Two monosaccharides bonded together; examples: maltose (glucose+glucose), sucrose (glucose+fructose), lactose (galactose+glucose).

What are polysaccharides?

Polymers of monosaccharides with storage or structural roles (starch in plants, glycogen in animals, cellulose in plant cell walls, chitin in exoskeletons).

What are lipids generally like in water?

Insoluble in water; long nonpolar hydrocarbon chains; diverse structures and functions.

What are fats and oils used for?

Long-term energy storage; fats and oils; oils can waterproof skin, hair, and feathers.

What is a triglyceride?

A glycerol molecule bonded to three fatty acids; formed by dehydration synthesis; energy-dense storage molecule.

What is a fatty acid? Distinguish saturated vs unsaturated and trans fats.

A long hydrocarbon chain with a carboxyl group at one end; saturated has no double bonds; unsaturated has double bonds; trans fats have trans double-bond geometry.

What is a phospholipid and where is it found?

A lipid with a polar phosphate head and nonpolar fatty acid tails; forms the lipid bilayer of cell membranes.

What are steroids?

Lipids with four fused rings derived from cholesterol; differ by functional groups; examples: cholesterol, testosterone, estrogen.

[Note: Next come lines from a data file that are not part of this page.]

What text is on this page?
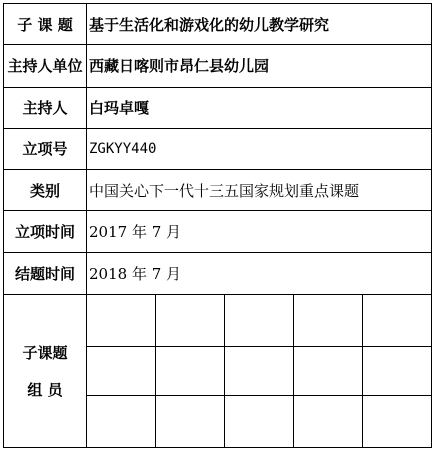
子 课 题	基于生活化和游戏化的幼儿教学研究				
主持人单位	西藏日喀则市昂仁县幼儿园				
主持人	白玛卓嘎				
立项号	ZGKYY440				
类别	中国关心下一代十三五国家规划重点课题				
立项时间	2017 年 7 月				
结题时间	2018 年 7 月				

子课题
组 员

What are the major classes of proteins and what do they do?

Proteins perform support, metabolism, transport, defense, regulation, and motion; built from amino acid monomers.

What is a peptide?

Two or more amino acids covalently linked by a peptide bond formed by dehydration synthesis.

What is a polypeptide?

A chain of many amino acids joined by peptide bonds.

How is a protein's final 3D shape determined?

By its amino acid sequence and interactions among R groups; structure determines function.

What are the four levels of protein structure?

Primary (amino acid sequence), Secondary (alpha helix and beta pleated sheet), Tertiary (3D shape), Quaternary (more than one polypeptide).

What are nucleic acids and what are their monomers?

DNA and RNA; polymers of nucleotides; nucleotide composed of a phosphate, a five-carbon sugar, and a nitrogen-containing base.

What bases are in DNA and RNA?

DNA: A, T, C, G; RNA: A, U, C, G (T is replaced by U in RNA).

What is the structure of DNA?

Double helix; complementary base pairing A–T and C–G; sugar–phosphate backbone.

What is the structure of RNA?

Single-stranded; ribose sugar; bases A, G, C, U; backbone.

How are DNA sequence and protein sequence related?

DNA sequence determines amino acid sequence in a protein; sequence of amino acids determines protein structure and function; small DNA changes can cause large changes in proteins.

What is sickle-cell disease and its molecular cause?

A single amino acid substitution (valine replaces glutamate) in the beta chain of hemoglobin; causes red blood cells to become sickle-shaped.

What is dehydration synthesis?

Joining monomers by removing a water molecule to form a polymer.

What is hydrolysis?

Breaking bonds in polymers by adding water; OH attaches to one monomer and H to the other.

What are the storage and structural polysaccharide examples mentioned?

Starch (plants storage), glycogen (animals storage), cellulose (plant cell walls), chitin (exoskeletons of crustaceans and insects).